Half Life: Approximately 2 hours.
Contraindications
- History of angioedema related to previous ACE inhibitor therapy.
- Bilateral renal artery stenosis.
- Pregnancy (see pregnancy section).
Precautions
- Monitor blood pressure, renal function, and serum potassium regularly.
- Use with caution in patients with renal impairment, heart failure, or volume depletion.
Adverse Reactions - Common
- Cough (Occasional)
- Dizziness (Common)
- Fatigue (Common)
- Headache (Common)
Adverse Reactions - Serious
- Angioedema (Rare)
- Hyperkalemia (Less common)
- Hypotension (Less common)
- Renal impairment (Less common)
Drug-Drug Interactions
- Diuretics, especially potassium-sparing types; other antihypertensives; NSAIDs; potasssium supplements; lithium.
Drug-Food Interactions
- Avoid salt substitutes containing potassium.
Drug-Herb Interactions
N/ANursing Implications
Assessment: Monitor blood pressure, signs of dehydration or volume depletion, renal function, and serum potassium levels.
Diagnoses:
- Risk for decreased cardiac perfusion related to hypotension.
- Risk for electrolyte imbalance.
Implementation: Administer as directed, usually once daily, with or without food.
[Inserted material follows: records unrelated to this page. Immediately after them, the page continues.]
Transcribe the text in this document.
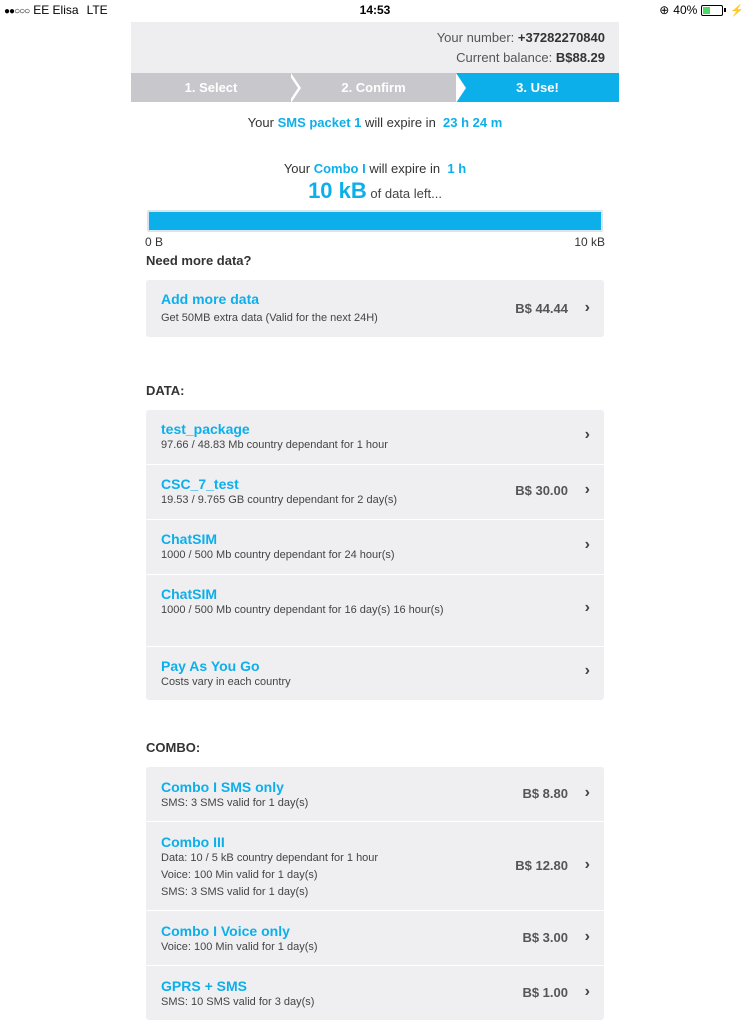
●●○○○ EE Elisa LTE	14:53	⊕ 40%	⚡
Your number: +37282270840
Current balance: B$88.29
1. Select	2. Confirm	3. Use!
Your SMS packet 1 will expire in  23 h 24 m
Your Combo I will expire in  1 h
10 kB of data left...
0 B	10 kB
Need more data?
Add more data
Get 50MB extra data (Valid for the next 24H)
B$ 44.44 ›
DATA:
test_package
97.66 / 48.83 Mb country dependant for 1 hour
›
CSC_7_test
19.53 / 9.765 GB country dependant for 2 day(s)
B$ 30.00 ›
ChatSIM
1000 / 500 Mb country dependant for 24 hour(s)
›
ChatSIM
1000 / 500 Mb country dependant for 16 day(s) 16 hour(s)	›
Pay As You Go
Costs vary in each country
›
COMBO:
Combo I SMS only
SMS: 3 SMS valid for 1 day(s)
B$ 8.80 ›
Combo III
Data: 10 / 5 kB country dependant for 1 hour
Voice: 100 Min valid for 1 day(s)
SMS: 3 SMS valid for 1 day(s)
B$ 12.80 ›
Combo I Voice only
Voice: 100 Min valid for 1 day(s)
B$ 3.00 ›
GPRS + SMS
SMS: 10 SMS valid for 3 day(s)
B$ 1.00 ›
Caution about orthostatic hypotension, especially after first dose.
Evaluation: Assess for reduction in blood pressure, monitor for side effects, and ensure no signs of angioedema or hyperkalemia.
Patient/Family Teaching
- Instruct to report symptoms of angioedema (swelling of face, lips, tongue, throat).
- Advised to avoid potassium-rich foods and salt substitutes.
- Warn about dizziness or lightheadedness upon standing.
- Importance of regular monitoring of blood pressure and labs.
Special Considerations
Black Box Warnings:
- Fetal toxicity: can cause injury or death to the fetus when used during pregnancy.
Genetic Factors: Some populations may have altered responses due to genetic polymorphisms affecting the RAS pathway.
Lab Test Interference: May increase serum potassium and BUN/creatinine levels.
Overdose Management
Signs/Symptoms: Hypotension, hyperkalemia, renal impairment.
Treatment: Discontinue drug, administer IV fluids for hypotension, and monitor electrolytes and renal function. Consider vasopressors if needed.
Storage and Handling
Storage: Store at room temperature away from moisture and heat.
Stability: Stable under recommended conditions.